Pham believes it’s her responsibility as a future elder in her family to create conditions in the present day that will allow her children, her grandchildren, and perhaps even herself to flourish in the future. “If I am lucky, I’ll be reborn as a human being again in a subsequent life… and I will be inheriting a polluted Earth [if we don’t do anything about climate change],” Pham said. “So it’s in my best interest to take care of this Earth, because I may suffer under those [degraded] conditions.” 

Reading an article about EVs took her back to the festival where she first saw a Nissan Leaf. “I just drive around town,” Pham said. “I don’t need a gas guzzling vehicle to do that, right?” It took more than a month to convince her husband to sell his relatively new SUV so they could replace it with a 2013 Nissan Leaf. They installed a level two charger in their home when they initially leased the Leaf and eventually bought it when the lease term was up.
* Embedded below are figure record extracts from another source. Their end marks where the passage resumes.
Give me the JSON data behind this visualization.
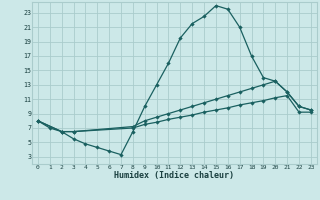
{
  "xlabel": "Humidex (Indice chaleur)",
  "bg_color": "#cce8e8",
  "line_color": "#1a6060",
  "grid_color": "#aacccc",
  "xlim": [
    -0.5,
    23.5
  ],
  "ylim": [
    2,
    24.5
  ],
  "xticks": [
    0,
    1,
    2,
    3,
    4,
    5,
    6,
    7,
    8,
    9,
    10,
    11,
    12,
    13,
    14,
    15,
    16,
    17,
    18,
    19,
    20,
    21,
    22,
    23
  ],
  "yticks": [
    3,
    5,
    7,
    9,
    11,
    13,
    15,
    17,
    19,
    21,
    23
  ],
  "curve1_x": [
    0,
    1,
    2,
    3,
    4,
    5,
    6,
    7,
    8,
    9,
    10,
    11,
    12,
    13,
    14,
    15,
    16,
    17,
    18,
    19,
    20,
    21,
    22,
    23
  ],
  "curve1_y": [
    8.0,
    7.0,
    6.5,
    5.5,
    4.8,
    4.3,
    3.8,
    3.3,
    6.5,
    10.0,
    13.0,
    16.0,
    19.5,
    21.5,
    22.5,
    24.0,
    23.5,
    21.0,
    17.0,
    14.0,
    13.5,
    12.0,
    10.0,
    9.5
  ],
  "curve2_x": [
    0,
    2,
    3,
    8,
    9,
    10,
    11,
    12,
    13,
    14,
    15,
    16,
    17,
    18,
    19,
    20,
    21,
    22,
    23
  ],
  "curve2_y": [
    8.0,
    6.5,
    6.5,
    7.2,
    8.0,
    8.5,
    9.0,
    9.5,
    10.0,
    10.5,
    11.0,
    11.5,
    12.0,
    12.5,
    13.0,
    13.5,
    12.0,
    10.0,
    9.5
  ],
  "curve3_x": [
    0,
    2,
    3,
    8,
    9,
    10,
    11,
    12,
    13,
    14,
    15,
    16,
    17,
    18,
    19,
    20,
    21,
    22,
    23
  ],
  "curve3_y": [
    8.0,
    6.5,
    6.5,
    7.0,
    7.5,
    7.8,
    8.2,
    8.5,
    8.8,
    9.2,
    9.5,
    9.8,
    10.2,
    10.5,
    10.8,
    11.2,
    11.5,
    9.2,
    9.2
  ]
}
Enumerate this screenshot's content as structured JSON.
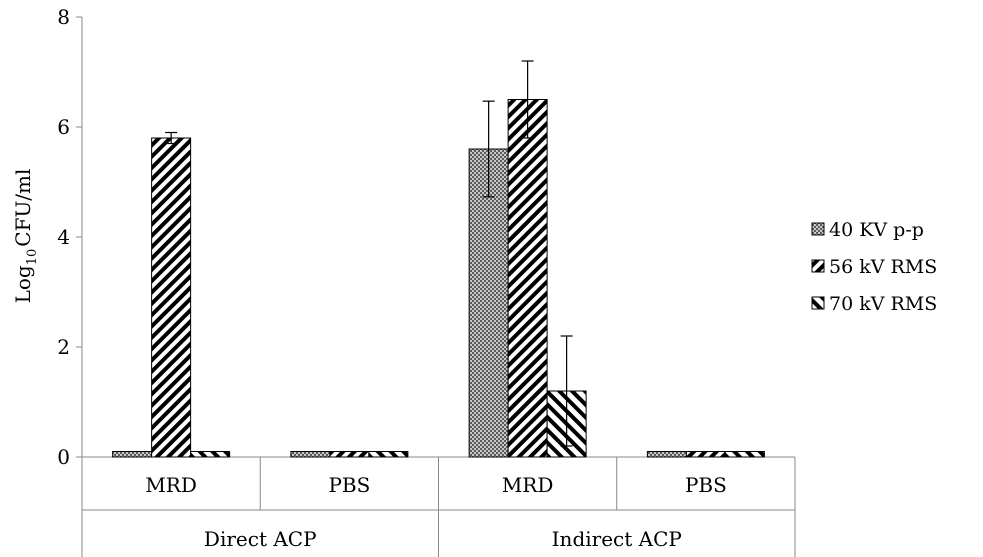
{
  "chart_data": {
    "type": "bar",
    "ylabel": "CFU/ml",
    "ylabel_prefix": "Log",
    "ylabel_subscript": "10",
    "ylim": [
      0,
      8
    ],
    "yticks": [
      "0",
      "2",
      "4",
      "6",
      "8"
    ],
    "grid": false,
    "legend_position": "right",
    "groups": [
      {
        "label": "Direct ACP",
        "categories": [
          "MRD",
          "PBS"
        ]
      },
      {
        "label": "Indirect ACP",
        "categories": [
          "MRD",
          "PBS"
        ]
      }
    ],
    "categories": [
      "MRD",
      "PBS",
      "MRD",
      "PBS"
    ],
    "series": [
      {
        "name": "40 KV p-p",
        "pattern": "crosshatch",
        "values": [
          0.1,
          0.1,
          5.6,
          0.1
        ],
        "errors": [
          0,
          0,
          0.87,
          0
        ]
      },
      {
        "name": "56 kV RMS",
        "pattern": "diagonal-dense",
        "values": [
          5.8,
          0.1,
          6.5,
          0.1
        ],
        "errors": [
          0.1,
          0,
          0.7,
          0
        ]
      },
      {
        "name": "70 kV RMS",
        "pattern": "diagonal-wide",
        "values": [
          0.1,
          0.1,
          1.2,
          0.1
        ],
        "errors": [
          0,
          0,
          1.0,
          0
        ]
      }
    ],
    "colors": {
      "stroke": "#000000",
      "axis": "#888888",
      "fill": "#ffffff"
    }
  }
}
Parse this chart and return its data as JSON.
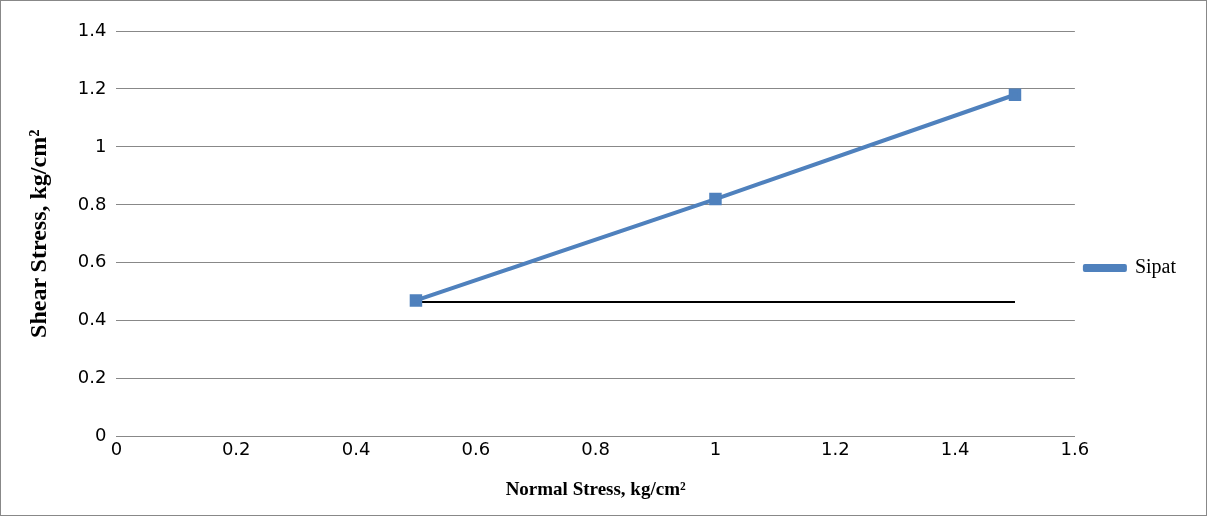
{
  "chart_data": {
    "type": "line",
    "xlabel": "Normal Stress, kg/cm²",
    "ylabel": "Shear Stress, kg/cm²",
    "xlim": [
      0,
      1.6
    ],
    "xticks": [
      0,
      0.2,
      0.4,
      0.6,
      0.8,
      1,
      1.2,
      1.4,
      1.6
    ],
    "ylim": [
      0,
      1.4
    ],
    "yticks": [
      0,
      0.2,
      0.4,
      0.6,
      0.8,
      1,
      1.2,
      1.4
    ],
    "grid": "y",
    "legend": "right",
    "marker": "square",
    "line_style": "solid",
    "series": [
      {
        "name": "Sipat",
        "color": "#4f81bd",
        "x": [
          0.5,
          1,
          1.5
        ],
        "values": [
          0.47,
          0.82,
          1.18
        ]
      },
      {
        "type": "line",
        "color": "#000000",
        "marker": "none",
        "x": [
          0.5,
          1.5
        ],
        "values": [
          0.465,
          0.465
        ]
      }
    ]
  }
}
Buying an EV made financial sense for Pham’s family, too. First of all, they bought an EV model they could afford. They kept their minivan for only family road trips and once-a-month trips to Portland to shop at Vietnamese grocery stores. Secondly, they reaped savings immediately. In 2012 and 2013, gas prices rose close to $4 per gallon. As of the writing of this article, the average gallon of gas in Oregon costs $4.30. With their solar panels at home, the EV added about $10 to their electric bill during the hottest summer months, and they saved at least $80 a month in fuel costs.

It didn’t take long for Pham’s husband to fall in love with their Leaf. It’s fun to drive. “He loves it more than I do because he likes to brag about it,” she said. In the early days of owning the Leaf, he would chase down other Leaf owners in parking lots to bond over their EV connection. When they lived in Bend, they drove it at least a couple of times to Mt. Bachelor for skiing trips. They outfitted their EV with studded tires in the winter and used chains whenever they needed extra traction. 

If you can afford it, why not be responsible?

Pham recognizes her family is privileged to be able to make these investments. “If you can afford it, why not be responsible?” She believes we have a responsibility to support new technologies that help address our climate crisis regardless of whether we recoup the costs of those investments. “There’s a cost to just living on this Earth,” she said. “We’re not taking into account the cost associated with the damage [of using fossil fuels].”

She wishes more humans operated with the seventh generation principle in mind; the decisions we make today should result in a sustainable world seven generations into the future. “Indigenous cultures worldwide – they tend to think long term and big picture, and interconnectedness and interdependence,” Pham said. “When you remove humanity from how you consume resources, then you’re only thinking about making money… What’s the point of living if you don’t care about the people that come after you?”

Pham said the Nissan Leaf is a keeper. She and her husband are waiting for the price of batteries to go down so they can swap out the Leaf’s battery pack for a larger one with a longer range. “Because the Leaf has so few components to maintain, it’ll last a long time and we take care of it,” she said. How long? Pham hopes the electric car will be in her family for another 30 years.